Massachusetts General Hospital and Harvard Medical School, Boston, Massachusetts.
Genentech, San Francisco, California.
Arthritis Rheumatol. 2019 Aug;71(8):1329-1338. doi: 10.1002/art.40876. Epub 2019 Jul 3.
This study was undertaken to evaluate glucocorticoid dosages and serologic findings in patients with giant cell arteritis (GCA) flares.
Patients with GCA were randomly assigned to receive double-blind dosing with either subcutaneous tocilizumab (TCZ) 162 mg weekly plus 26-week prednisone taper (TCZ-QW + Pred-26), every-other-week TCZ plus 26-week prednisone taper (TCZ-Q2W + Pred-26), placebo plus 26-week prednisone taper (PBO + Pred-26), or placebo plus 52-week prednisone taper (PBO + Pred-52). Outcome measures were prednisone dosage, C-reactive protein (CRP) level, and erythrocyte sedimentation rate (ESR) at the time of flare.

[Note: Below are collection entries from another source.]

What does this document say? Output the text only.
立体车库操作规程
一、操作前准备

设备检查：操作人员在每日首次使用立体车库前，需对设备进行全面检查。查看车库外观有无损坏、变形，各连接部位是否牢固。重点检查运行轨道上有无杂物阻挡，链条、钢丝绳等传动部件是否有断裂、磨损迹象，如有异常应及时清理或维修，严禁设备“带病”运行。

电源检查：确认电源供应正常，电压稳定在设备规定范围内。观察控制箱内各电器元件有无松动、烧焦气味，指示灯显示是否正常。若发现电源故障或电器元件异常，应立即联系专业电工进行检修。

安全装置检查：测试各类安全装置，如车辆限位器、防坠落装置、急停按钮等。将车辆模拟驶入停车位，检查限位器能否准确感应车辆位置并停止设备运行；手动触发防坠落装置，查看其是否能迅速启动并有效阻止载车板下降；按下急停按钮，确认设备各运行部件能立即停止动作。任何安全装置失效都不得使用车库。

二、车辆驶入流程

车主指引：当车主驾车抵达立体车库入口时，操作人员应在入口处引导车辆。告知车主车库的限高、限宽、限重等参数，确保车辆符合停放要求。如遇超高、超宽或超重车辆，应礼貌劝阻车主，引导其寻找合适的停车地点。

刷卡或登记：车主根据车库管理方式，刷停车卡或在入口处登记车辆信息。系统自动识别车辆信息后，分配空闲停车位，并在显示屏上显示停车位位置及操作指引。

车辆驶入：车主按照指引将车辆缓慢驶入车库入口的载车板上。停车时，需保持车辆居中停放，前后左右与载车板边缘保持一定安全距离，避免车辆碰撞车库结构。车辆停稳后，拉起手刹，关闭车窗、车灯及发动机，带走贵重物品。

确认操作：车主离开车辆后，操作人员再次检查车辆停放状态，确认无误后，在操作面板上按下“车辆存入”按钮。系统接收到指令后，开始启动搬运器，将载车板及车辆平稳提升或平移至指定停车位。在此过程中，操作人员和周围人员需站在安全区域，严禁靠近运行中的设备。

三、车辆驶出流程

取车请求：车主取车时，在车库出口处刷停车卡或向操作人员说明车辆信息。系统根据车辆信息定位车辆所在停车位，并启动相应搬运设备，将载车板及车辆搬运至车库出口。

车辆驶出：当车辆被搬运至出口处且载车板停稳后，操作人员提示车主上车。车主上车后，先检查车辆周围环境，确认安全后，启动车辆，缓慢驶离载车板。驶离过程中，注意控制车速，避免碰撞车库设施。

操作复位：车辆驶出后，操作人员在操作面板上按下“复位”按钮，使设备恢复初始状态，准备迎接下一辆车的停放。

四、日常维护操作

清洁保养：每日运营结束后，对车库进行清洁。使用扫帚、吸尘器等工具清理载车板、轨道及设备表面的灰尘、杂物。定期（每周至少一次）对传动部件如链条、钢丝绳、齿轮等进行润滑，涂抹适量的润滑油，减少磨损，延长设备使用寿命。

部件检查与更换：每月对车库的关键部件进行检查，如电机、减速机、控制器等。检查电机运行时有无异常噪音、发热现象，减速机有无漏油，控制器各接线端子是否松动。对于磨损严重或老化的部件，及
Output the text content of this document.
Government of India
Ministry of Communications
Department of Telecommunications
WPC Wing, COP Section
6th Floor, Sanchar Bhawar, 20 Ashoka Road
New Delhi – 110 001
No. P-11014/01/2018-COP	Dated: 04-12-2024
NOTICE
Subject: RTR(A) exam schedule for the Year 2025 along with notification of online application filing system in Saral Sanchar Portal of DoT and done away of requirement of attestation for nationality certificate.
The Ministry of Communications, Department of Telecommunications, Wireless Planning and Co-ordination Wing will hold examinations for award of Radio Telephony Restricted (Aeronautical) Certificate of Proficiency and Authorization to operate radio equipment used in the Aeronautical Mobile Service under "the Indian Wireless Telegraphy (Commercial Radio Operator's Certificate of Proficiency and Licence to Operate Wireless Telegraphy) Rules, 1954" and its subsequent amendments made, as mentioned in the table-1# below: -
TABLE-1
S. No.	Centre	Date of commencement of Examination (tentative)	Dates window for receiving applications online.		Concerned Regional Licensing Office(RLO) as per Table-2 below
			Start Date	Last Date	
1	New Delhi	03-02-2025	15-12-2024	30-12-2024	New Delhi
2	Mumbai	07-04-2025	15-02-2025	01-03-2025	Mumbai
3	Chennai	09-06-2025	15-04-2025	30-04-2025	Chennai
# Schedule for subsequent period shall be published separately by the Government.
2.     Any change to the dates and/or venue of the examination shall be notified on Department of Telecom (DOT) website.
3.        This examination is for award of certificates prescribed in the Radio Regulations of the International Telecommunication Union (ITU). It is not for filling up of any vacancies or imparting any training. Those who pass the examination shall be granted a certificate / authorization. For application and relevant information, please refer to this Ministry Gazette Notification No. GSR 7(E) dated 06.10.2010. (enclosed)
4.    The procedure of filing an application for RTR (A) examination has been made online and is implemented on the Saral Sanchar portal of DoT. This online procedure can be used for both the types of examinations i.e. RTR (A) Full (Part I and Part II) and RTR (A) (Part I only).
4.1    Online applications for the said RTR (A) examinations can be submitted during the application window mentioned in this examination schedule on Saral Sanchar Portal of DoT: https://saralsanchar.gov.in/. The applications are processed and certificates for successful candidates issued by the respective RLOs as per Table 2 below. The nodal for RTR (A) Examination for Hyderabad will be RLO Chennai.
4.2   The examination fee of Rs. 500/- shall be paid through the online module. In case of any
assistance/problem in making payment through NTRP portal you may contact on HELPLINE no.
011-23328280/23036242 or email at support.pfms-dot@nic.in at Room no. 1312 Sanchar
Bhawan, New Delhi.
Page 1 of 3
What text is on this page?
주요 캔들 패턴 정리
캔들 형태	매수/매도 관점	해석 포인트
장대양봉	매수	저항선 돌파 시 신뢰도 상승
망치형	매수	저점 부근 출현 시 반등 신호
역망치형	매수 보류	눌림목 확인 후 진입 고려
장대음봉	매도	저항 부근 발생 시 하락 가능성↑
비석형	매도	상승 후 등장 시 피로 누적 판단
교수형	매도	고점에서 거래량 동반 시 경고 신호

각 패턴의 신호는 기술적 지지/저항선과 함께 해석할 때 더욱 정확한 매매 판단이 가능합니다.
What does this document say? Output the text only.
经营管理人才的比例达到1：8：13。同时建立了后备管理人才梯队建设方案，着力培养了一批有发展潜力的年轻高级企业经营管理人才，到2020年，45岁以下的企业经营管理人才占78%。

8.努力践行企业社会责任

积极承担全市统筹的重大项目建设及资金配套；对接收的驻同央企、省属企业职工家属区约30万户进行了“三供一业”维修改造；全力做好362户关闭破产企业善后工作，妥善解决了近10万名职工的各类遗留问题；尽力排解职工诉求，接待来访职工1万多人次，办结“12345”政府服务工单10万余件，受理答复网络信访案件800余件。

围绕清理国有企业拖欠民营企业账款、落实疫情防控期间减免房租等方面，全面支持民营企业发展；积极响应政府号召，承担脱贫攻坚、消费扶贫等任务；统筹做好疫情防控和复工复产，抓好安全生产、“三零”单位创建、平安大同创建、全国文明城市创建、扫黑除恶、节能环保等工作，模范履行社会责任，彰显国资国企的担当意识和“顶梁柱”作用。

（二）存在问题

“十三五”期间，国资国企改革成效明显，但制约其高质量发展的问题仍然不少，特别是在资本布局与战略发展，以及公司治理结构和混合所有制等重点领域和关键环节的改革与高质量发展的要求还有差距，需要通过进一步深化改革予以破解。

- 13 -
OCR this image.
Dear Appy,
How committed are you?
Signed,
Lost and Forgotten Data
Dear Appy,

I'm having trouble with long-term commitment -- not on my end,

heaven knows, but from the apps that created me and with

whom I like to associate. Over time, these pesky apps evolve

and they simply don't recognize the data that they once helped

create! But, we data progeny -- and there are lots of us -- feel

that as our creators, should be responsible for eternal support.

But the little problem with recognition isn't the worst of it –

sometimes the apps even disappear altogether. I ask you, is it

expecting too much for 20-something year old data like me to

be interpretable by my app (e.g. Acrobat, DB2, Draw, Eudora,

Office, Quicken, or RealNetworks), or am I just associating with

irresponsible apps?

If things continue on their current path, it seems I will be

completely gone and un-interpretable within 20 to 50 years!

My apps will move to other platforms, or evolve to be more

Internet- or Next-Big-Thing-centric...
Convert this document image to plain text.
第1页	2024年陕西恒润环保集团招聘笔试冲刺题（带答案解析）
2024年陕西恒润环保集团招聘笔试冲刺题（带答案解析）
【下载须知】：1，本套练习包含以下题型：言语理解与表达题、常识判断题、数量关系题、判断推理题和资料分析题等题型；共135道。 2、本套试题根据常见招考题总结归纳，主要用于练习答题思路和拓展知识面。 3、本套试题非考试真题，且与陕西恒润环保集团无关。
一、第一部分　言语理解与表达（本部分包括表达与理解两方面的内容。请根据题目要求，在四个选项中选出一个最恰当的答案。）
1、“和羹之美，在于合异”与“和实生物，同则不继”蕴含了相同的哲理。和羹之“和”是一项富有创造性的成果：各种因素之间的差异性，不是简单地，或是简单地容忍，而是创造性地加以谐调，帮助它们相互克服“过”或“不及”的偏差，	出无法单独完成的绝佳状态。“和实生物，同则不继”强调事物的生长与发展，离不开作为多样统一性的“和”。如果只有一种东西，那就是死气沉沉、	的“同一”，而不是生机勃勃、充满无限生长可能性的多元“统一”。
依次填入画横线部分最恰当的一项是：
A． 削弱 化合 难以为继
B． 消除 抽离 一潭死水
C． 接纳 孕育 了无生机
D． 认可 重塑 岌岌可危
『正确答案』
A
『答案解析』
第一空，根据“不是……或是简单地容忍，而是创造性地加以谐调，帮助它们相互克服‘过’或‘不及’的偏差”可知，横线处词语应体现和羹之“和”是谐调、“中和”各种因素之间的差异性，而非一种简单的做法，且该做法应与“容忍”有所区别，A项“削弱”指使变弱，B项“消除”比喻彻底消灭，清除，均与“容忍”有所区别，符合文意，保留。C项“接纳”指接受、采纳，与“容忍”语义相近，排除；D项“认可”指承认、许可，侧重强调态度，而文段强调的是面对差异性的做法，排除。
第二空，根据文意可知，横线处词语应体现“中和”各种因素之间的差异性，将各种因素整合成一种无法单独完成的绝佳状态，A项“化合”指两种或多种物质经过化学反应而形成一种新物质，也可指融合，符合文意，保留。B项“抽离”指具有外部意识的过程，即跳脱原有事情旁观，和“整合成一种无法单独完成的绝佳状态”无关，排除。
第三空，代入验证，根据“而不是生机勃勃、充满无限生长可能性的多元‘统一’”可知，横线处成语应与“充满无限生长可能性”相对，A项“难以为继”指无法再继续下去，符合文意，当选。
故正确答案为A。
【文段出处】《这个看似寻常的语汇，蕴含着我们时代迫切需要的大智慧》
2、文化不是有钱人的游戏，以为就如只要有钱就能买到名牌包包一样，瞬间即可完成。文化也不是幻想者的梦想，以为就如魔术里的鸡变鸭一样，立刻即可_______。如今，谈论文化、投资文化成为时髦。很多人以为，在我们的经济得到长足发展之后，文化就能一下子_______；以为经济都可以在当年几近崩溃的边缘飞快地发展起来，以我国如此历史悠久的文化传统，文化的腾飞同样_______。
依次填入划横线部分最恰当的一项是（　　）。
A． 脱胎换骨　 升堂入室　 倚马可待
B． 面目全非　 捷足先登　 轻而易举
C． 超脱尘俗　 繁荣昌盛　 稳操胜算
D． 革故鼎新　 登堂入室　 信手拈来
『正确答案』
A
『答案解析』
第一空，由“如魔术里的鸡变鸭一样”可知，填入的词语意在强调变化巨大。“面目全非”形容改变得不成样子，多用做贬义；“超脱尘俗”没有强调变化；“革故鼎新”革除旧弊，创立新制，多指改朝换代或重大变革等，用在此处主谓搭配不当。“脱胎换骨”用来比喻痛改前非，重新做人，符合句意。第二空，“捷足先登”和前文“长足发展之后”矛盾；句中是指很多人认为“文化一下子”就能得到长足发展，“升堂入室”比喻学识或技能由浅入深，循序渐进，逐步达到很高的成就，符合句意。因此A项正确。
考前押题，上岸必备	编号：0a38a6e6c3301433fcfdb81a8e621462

One hundred patients received TCZ-QW + Pred-26, 49 received TCZ-Q2W + Pred-26, 50 received PBO + Pred-26, and 51 received PBO + Pred-52. Of the 149 TCZ-treated patients, 36 (24%) experienced flare, 23 (64%) of whom were still receiving prednisone (median dosage 2.0 mg/day). Among 101 PBO + Pred-treated patients, 59 (58%) experienced flare, 45 (76%) of whom were receiving prednisone (median dosage 5.0 mg/day). Many flares occurred while patients were taking >10 mg/day prednisone: 9 (25%) in the TCZ groups and 13 (22%) in the placebo groups. Thirty-three flares (92%) in TCZ-treated groups and 20 (34%) in PBO + Pred-treated groups occurred with normal CRP levels. More than half of the PBO + Pred-treated patients had elevated CRP levels without flares. Benefits of the TCZ and prednisone combination over prednisone alone for remission induction were apparent by 8 weeks.
Most GCA flares occurred while patients were still receiving prednisone. Acute-phase reactant levels were not reliable indicators of flare in patients treated with TCZ plus prednisone or with prednisone alone. The addition of TCZ to prednisone facilitates earlier GCA control.
本研究旨在评估巨细胞动脉炎(GCA)发作患者的糖皮质激素剂量和血清学发现。
将 GCA 患者随机分配接受皮下托珠单抗(TCZ)162mg 每周一次加 26 周泼尼松减量(TCZ-QW+Pred-26)、每两周 TCZ 一次加 26 周泼尼松减量(TCZ-Q2W+Pred-26)、安慰剂加 26 周泼尼松减量(PBO+Pred-26)或安慰剂加 52 周泼尼松减量(PBO+Pred-52)的双盲剂量治疗。主要结局是发作时的泼尼松剂量、C 反应蛋白(CRP)水平和红细胞沉降率(ESR)。
100 例患者接受 TCZ-QW+Pred-26、49 例接受 TCZ-Q2W+Pred-26、50 例接受 PBO+Pred-26、51 例接受 PBO+Pred-52。在 149 例 TCZ 治疗患者中,36 例(24%)出现发作,其中 23 例(64%)仍在接受泼尼松治疗(中位剂量 2.0mg/天)。在 101 例 PBO+Pred 治疗患者中,59 例(58%)出现发作,其中 45 例(76%)接受泼尼松治疗(中位剂量 5.0mg/天)。许多发作发生在患者服用>10mg/天时:TCZ 组 9 例(25%),安慰剂组 13 例(22%)。在 TCZ 治疗组中,33 例(92%)和在 PBO+Pred 治疗组中 20 例(34%)的发作时 CRP 水平正常。超过一半的 PBO+Pred 治疗患者在没有发作时 CRP 水平升高。TCZ 和泼尼松联合治疗与单独使用泼尼松相比,在 8 周时对缓解诱导的益处更为明显。
大多数 GCA 发作发生在患者仍在接受泼尼松治疗时。急性反应物水平不能可靠地预测 TCZ 加泼尼松或单独使用泼尼松治疗患者的发作。在泼尼松中加入 TCZ 可更早地控制 GCA。